Rashida Jones est ce que l'on pourrait appeler une enfant de la balle: une mère actrice (Peggy Lipton), un père couronné de succès dans le monde la musique (Quincy Jones), un mari à la tête d'un des groupes d'indie pop les plus vénérés au croisement des années 2000 et 2010 (Ezra Koenig, tête pensante de Vampire Weekend), et même une grande sœur que l'histoire a retenu comme la dernière petite amie de 2Pac.

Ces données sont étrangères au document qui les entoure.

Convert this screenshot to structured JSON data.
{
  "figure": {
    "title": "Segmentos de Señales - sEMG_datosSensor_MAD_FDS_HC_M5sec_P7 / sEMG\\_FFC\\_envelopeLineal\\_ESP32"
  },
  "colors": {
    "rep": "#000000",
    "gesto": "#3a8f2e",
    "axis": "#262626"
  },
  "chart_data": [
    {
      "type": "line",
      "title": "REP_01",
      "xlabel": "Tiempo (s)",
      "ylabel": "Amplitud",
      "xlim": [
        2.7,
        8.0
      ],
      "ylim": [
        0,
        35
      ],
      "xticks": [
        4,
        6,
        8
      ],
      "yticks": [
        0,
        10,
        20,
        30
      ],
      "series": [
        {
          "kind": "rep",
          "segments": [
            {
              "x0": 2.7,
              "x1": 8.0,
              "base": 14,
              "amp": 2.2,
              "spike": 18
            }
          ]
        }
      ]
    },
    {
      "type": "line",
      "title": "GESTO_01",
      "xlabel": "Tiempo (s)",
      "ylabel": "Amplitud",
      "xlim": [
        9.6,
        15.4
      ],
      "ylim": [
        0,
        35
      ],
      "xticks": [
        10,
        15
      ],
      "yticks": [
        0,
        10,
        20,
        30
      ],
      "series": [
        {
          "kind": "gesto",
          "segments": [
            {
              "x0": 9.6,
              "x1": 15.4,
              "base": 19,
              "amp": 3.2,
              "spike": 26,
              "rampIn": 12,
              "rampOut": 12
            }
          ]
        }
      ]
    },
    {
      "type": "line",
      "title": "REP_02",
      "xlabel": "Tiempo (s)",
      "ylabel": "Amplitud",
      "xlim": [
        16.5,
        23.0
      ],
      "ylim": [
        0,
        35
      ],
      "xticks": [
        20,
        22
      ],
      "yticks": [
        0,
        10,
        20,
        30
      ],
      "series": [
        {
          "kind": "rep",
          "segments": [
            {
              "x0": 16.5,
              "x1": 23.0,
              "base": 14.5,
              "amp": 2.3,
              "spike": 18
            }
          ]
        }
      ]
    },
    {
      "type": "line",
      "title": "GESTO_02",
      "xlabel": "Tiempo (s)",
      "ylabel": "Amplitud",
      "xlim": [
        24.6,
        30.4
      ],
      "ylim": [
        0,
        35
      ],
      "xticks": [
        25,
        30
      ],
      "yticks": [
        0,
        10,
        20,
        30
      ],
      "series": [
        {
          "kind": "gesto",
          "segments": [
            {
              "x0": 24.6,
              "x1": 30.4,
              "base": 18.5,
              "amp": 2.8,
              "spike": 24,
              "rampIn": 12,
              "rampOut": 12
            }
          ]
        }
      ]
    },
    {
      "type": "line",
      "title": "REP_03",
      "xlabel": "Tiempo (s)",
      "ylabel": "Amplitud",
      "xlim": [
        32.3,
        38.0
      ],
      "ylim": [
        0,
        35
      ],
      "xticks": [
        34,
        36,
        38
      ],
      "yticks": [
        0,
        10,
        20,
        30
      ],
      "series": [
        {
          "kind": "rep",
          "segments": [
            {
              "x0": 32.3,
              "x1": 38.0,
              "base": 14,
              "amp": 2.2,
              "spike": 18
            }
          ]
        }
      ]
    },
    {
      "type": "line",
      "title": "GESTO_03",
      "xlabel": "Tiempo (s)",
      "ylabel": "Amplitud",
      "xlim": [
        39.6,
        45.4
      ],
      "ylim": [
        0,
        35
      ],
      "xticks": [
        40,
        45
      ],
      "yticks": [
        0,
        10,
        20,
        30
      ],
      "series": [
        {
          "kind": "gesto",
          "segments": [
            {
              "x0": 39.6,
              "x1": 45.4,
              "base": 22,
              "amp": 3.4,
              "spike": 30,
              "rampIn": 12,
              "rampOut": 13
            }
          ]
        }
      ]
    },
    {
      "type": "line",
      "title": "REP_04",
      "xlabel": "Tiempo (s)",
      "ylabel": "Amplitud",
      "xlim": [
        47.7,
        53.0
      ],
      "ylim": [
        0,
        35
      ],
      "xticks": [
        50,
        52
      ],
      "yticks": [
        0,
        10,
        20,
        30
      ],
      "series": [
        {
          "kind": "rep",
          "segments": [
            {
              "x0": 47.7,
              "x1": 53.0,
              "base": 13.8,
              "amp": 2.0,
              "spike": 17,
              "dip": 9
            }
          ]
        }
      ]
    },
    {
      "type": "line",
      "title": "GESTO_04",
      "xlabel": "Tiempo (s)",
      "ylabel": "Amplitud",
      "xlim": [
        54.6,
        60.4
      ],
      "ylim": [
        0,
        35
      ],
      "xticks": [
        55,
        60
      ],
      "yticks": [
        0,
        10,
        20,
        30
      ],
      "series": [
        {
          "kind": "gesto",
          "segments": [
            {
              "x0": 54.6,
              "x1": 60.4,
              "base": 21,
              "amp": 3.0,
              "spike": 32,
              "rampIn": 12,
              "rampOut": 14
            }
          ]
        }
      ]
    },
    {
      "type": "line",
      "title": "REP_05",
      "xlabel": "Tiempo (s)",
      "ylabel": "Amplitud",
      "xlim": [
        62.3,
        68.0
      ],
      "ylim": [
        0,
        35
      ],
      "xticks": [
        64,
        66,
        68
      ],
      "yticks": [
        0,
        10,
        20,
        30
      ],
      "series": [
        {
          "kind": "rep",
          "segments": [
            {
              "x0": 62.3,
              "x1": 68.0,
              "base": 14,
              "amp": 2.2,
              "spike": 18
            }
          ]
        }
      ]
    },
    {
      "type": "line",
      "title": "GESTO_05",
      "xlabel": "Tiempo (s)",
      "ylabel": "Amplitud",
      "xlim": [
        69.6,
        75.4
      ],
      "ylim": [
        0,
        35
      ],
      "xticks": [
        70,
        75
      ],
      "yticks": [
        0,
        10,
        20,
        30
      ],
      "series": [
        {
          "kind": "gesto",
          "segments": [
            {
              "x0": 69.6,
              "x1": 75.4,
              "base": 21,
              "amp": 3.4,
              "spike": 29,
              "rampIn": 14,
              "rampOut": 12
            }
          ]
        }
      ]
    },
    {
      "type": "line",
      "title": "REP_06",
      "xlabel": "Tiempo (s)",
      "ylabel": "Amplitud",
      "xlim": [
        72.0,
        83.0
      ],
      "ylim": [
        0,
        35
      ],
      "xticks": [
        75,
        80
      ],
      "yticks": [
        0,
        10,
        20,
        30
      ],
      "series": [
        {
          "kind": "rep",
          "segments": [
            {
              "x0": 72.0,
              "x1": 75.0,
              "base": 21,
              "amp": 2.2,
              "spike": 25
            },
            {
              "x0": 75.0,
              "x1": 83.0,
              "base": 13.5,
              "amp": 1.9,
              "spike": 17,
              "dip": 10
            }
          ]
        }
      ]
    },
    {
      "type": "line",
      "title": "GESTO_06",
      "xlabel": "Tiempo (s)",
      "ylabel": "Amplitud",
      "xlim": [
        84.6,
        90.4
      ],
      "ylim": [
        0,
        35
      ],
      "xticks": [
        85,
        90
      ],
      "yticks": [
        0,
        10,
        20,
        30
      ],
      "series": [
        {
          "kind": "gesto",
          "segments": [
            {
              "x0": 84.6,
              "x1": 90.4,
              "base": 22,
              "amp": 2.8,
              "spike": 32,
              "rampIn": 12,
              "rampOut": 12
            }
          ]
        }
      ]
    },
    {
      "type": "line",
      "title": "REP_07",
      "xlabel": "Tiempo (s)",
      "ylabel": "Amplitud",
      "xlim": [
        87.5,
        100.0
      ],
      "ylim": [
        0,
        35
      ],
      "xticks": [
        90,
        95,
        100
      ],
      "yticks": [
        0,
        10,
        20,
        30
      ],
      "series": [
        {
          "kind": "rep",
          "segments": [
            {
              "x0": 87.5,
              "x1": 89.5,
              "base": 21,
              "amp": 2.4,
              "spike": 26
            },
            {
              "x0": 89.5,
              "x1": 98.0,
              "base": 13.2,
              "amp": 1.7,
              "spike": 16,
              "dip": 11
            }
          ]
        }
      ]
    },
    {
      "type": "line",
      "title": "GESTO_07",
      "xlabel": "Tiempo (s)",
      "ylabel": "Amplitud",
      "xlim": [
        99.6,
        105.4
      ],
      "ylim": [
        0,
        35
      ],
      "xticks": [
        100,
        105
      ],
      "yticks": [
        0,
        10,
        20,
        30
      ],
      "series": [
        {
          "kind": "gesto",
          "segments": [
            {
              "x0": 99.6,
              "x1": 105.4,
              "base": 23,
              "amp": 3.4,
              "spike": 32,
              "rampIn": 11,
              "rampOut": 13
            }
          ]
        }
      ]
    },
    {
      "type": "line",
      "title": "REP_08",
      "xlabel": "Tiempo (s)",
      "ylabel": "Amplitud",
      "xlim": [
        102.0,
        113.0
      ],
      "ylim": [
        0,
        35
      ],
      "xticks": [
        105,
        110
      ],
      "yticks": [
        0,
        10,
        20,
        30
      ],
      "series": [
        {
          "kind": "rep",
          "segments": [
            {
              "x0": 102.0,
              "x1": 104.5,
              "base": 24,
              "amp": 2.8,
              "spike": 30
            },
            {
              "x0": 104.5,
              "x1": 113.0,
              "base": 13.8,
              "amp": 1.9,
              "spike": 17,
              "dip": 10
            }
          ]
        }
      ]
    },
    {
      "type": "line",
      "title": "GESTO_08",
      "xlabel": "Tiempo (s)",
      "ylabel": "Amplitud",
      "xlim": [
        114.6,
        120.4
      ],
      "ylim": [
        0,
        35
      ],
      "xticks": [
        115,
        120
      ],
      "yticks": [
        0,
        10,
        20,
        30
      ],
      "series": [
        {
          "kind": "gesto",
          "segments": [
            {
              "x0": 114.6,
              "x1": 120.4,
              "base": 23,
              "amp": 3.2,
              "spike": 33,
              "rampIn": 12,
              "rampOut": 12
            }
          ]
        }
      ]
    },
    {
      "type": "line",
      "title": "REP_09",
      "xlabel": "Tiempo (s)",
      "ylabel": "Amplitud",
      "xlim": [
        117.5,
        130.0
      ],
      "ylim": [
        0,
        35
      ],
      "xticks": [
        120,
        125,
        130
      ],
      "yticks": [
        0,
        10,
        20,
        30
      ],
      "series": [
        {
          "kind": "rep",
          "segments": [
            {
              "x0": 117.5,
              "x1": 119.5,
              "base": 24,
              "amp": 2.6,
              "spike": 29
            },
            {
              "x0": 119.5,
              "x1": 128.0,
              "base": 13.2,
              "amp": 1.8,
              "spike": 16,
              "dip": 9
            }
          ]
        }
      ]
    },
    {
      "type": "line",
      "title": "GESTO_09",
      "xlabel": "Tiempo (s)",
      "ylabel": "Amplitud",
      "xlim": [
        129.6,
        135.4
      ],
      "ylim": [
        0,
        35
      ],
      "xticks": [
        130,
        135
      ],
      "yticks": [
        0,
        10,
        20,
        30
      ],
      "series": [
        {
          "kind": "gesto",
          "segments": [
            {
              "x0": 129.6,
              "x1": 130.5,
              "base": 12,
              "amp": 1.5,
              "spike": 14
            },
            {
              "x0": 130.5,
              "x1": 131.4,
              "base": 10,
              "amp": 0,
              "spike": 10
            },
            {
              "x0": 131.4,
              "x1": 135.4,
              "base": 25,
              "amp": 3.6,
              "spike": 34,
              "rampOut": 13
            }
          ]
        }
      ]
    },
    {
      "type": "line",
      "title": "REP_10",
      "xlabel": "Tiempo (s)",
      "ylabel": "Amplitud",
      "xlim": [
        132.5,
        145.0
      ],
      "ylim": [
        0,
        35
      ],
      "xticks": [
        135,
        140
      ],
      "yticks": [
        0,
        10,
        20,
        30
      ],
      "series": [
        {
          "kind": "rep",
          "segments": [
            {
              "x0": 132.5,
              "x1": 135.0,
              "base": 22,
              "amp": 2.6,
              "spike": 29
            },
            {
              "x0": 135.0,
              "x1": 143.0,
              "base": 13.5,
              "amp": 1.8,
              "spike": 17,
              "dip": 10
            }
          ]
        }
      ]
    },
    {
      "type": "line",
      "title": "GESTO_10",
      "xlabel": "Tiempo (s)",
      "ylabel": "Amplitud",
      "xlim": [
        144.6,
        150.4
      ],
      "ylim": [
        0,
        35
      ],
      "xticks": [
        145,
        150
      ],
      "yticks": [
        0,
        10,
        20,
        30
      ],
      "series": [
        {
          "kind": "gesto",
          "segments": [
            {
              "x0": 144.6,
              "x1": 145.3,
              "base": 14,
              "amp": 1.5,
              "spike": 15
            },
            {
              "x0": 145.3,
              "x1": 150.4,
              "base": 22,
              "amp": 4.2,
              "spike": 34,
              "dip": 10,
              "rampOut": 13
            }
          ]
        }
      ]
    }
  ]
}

Ce n'est peut-être qu'un détail, mais celui-ci a son importance quand on sait que, à 17 ans, en 1994, Rashida Jones prend la parole pour répondre aux attaques du rappeur américain, qui accusait Quincy Jones de ne rien faire pour la communauté noire, se contentant «de mettre sa bite dans des Blanches et de leur faire des putains de bébés». Sa réponse fut cinglante: «Petit enfoiré, tu ne serais pas là s'il n'avait pas accompli tout ce qu'il a accompli.»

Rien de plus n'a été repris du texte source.